CANCER : UNE DIVERTICULOSE A RISQUE

De nombreux auteurs de la littérature se sont prononcés en faveur de la théorie environnementale de la diverticulose colique, avec au premier chef le rôle physiopathologique déterminant joué par la carence en fibres alimentaires. Or, plusieurs études épidémiologiques et géographiques comparatives semblent accorder un profil étiopathogénique superposable au cancer du côlon. La structure très particulière du système de santé suédois, système purement public où les informations médicales concernant l'ensemble de la population sont recueillies sur des registres, a permis à T. Stefansson et coll. d'effectuer une étude "basée sur la population entière" et destinée à tester l'association possible entre les deux affections.

Une étude rétrospective

Il s'agit d'une étude rétrospective portant sur l'ensemble des patients hospitalisés dans la période 1965-1983 pour diverticulose ou diverticulite au sein de la région sanitaire d'Uppsala (population : 1,2 million d'habitants). Les 7159 malades en question (dont 2478 hommes) ont été étudiés au plan de l'incidence du cancer colique jusqu'à l'année 1985, soit une durée moyenne de suivi de 6 ans (extrêmes : 2-20 ans). En excluant de l'analyse les 2 premières années de suivi, les auteurs relèvent que globalement, le risque de cancer colique ou rectal n'est pas augmenté (risque relatif 1,2 et 0,9 respectivement).
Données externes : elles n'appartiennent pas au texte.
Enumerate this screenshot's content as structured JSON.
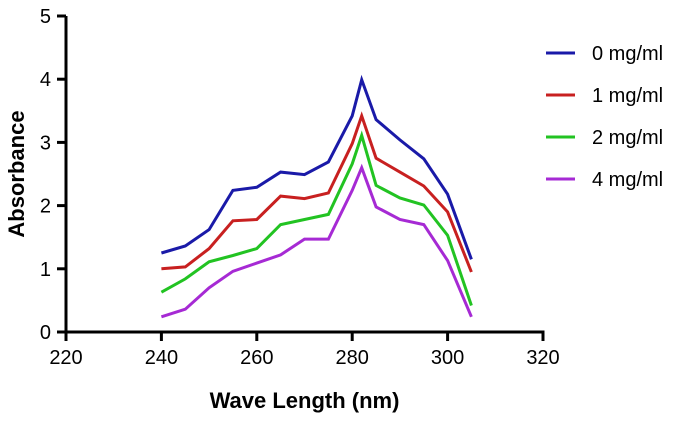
{
  "chart_data": {
    "type": "line",
    "title": "",
    "xlabel": "Wave Length (nm)",
    "ylabel": "Absorbance",
    "xlim": [
      220,
      320
    ],
    "ylim": [
      0,
      5
    ],
    "xticks": [
      220,
      240,
      260,
      280,
      300,
      320
    ],
    "yticks": [
      0,
      1,
      2,
      3,
      4,
      5
    ],
    "grid": false,
    "legend_position": "right",
    "x": [
      240,
      245,
      250,
      255,
      260,
      265,
      270,
      275,
      280,
      282,
      285,
      290,
      295,
      300,
      305
    ],
    "series": [
      {
        "name": "0 mg/ml",
        "color": "#1a1aa8",
        "values": [
          1.25,
          1.36,
          1.62,
          2.24,
          2.29,
          2.53,
          2.49,
          2.69,
          3.42,
          3.99,
          3.36,
          3.04,
          2.74,
          2.18,
          1.15
        ]
      },
      {
        "name": "1 mg/ml",
        "color": "#c82020",
        "values": [
          1.0,
          1.03,
          1.32,
          1.76,
          1.78,
          2.15,
          2.11,
          2.2,
          2.98,
          3.42,
          2.75,
          2.53,
          2.31,
          1.9,
          0.95
        ]
      },
      {
        "name": "2 mg/ml",
        "color": "#22c322",
        "values": [
          0.63,
          0.84,
          1.11,
          1.21,
          1.32,
          1.7,
          1.78,
          1.86,
          2.66,
          3.11,
          2.32,
          2.12,
          2.01,
          1.53,
          0.42
        ]
      },
      {
        "name": "4 mg/ml",
        "color": "#a62ad4",
        "values": [
          0.24,
          0.36,
          0.7,
          0.96,
          1.09,
          1.22,
          1.47,
          1.47,
          2.24,
          2.6,
          1.98,
          1.78,
          1.7,
          1.13,
          0.24
        ]
      }
    ]
  }
}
Un risque pour le côlon gauche

En revanche, le risque de cancer colique gauche a crû significativement chez les sujets étudiés, par comparaison à l'incidence attendue dans la population générale (risque relatif : 1,8). Cette augmentation de risque a, en outre, été perceptible après stratification par sexe et par classe d'âge. Enfin, le surcroît de risque a augmenté de manière significative avec la durée du suivi (p < 0,001). La présente étude soulève une question d'ordre méthodologique : le fait de connaître chez un patient donné l'existence d'une maladie diverticulaire du côlon représente un facteur potentiel de surveillance plus active du viscère et indirectement de diagnostic plus fréquent ou plus précoce de cancer colique, ce travail endossant les biais classiques d'une analyse rétrospective. Les auteurs répondent à cette objection en avançant l'absence d'élévation du risque pour les autres segments du côlon. De plus, une surveillance du côlon théoriquement plus serrée chez les patients atteints de diverticulose aurait pu avoir un effet de prévention secondaire du risque carcinomateux par la détection des lésions polypoïdes. Au chapitre de la discussion, Stefansson et son équipe énumèrent les arguments théoriques en faveur d'une filiation diverticulose-cancer, filiation dont ils défendent l'existence. Parmi ces arguments, la prolifération bactérienne au sein des sacs diverticulaires avec dégradation de stéroïdes biliaires et formation de carcinogènes ou co-carcinogènes figure en bonne place. Pour conclure, les résultats de l'étude ne semblent pas, aux yeux de T. Stefansson et coll., une raison suffisante pour entamer une politique de dépistage systématique précoce du cancer du côlon "ciblée" sur les sujets atteints de maladie diverticulaire colique.

Serge Dyan

Références
Stefansson T. et coll. : "Increased risk of left sided colon cancer in patients with diverticular disease". Gut, 1993 ; 34 : 499-502.

Tirés à part : Dr T. Stefansson, The Department of Surgery, University Hospital, S-751 85, Uppsala, Suède.